Da rannte das Mädchen leichtfüßig, kaum den Schnee berührend, den Abhang hinunter; Dick war bereits verschwunden.

„Sie tut mir leid, die Kleine“, sagte Thomas, „sie hängt so an dem Tier.“

„Mir tut sie auch leid“, sagte Oleg. „Seltsam, Sie besitzen überhaupt keine Form mehr, sind mal dick und dann wieder ganz dünn wie ein Streichholz.“

„Ist schon klar“, erwiderte Thomas. „Entspann dich, so gut es geht. Eigenartigerweise wirkt dieses Gift zuerst aufs Sehvermögen. Ich erinnere mich noch, denn mich hat dreimal so ein Floh gebissen. Aber hab keine Angst, es bleiben keinerlei Folgen zurück, wirklich, du kannst beruhigt sein.“

„Ich glaub’s ja, trotzdem ist es furchtbar, sich zu verlieren, verstehen Sie? Eben noch bin ich es, und kurze Zeit später schon nicht mehr.“

Oleg zog es in die Tiefe, in blaues Wasser, und es war unsäglich schwer, sich an der Oberfläche zu halten, denn die Beine waren von Schlingpflanzen umwuchert, und er mußte sie losreißen, befrein, sonst würde er unweigerlich ertrinken.

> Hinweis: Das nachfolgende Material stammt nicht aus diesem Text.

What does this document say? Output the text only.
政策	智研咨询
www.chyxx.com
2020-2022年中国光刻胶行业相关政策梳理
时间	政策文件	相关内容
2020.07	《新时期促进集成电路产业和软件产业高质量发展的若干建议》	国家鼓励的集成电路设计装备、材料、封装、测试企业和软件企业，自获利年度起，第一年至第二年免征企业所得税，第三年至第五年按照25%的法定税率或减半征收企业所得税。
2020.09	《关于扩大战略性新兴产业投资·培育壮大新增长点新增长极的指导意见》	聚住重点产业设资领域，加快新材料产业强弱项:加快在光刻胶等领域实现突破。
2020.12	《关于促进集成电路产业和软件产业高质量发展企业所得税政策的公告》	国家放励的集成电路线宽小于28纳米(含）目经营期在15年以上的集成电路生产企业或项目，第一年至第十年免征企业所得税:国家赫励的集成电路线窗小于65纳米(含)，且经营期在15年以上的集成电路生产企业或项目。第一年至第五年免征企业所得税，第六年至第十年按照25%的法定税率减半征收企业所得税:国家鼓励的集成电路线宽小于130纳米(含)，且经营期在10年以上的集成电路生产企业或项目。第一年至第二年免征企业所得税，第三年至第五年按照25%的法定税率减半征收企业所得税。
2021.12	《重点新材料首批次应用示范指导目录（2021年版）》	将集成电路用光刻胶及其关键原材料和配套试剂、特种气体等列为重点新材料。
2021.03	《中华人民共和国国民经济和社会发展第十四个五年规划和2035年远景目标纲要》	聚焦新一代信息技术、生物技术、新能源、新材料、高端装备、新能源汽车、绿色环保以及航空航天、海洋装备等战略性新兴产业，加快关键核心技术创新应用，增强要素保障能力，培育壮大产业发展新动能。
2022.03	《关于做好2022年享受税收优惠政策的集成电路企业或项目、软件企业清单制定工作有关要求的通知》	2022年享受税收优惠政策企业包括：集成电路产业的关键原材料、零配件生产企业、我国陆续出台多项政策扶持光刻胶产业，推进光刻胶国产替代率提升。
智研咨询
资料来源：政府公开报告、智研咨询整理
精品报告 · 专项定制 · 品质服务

Die Decke, die Marjana über Oleg gebreitet hatte, flog beiseite. Oleg, gegen die Wand gelehnt, konnte sich nicht mehr halten und fiel in den Schnee. Seine Augen waren geschlossen, die Lippen bewegten sich, das Gesicht wurde vor Anspannung und in dem Bestreben, die Fesseln zu sprengen, dunkel. Thomas wollte sich erheben, um ihm zu helfen, ihn zuzudecken oder wenigstens seinen Kopf auf die Knie zu nehmen. Es war in solchen Fällen immer günstig, den Kopf des Kranken zu halten. Thomas bemühte sich aufzustehn, doch die Beine versagten ihm den Dienst.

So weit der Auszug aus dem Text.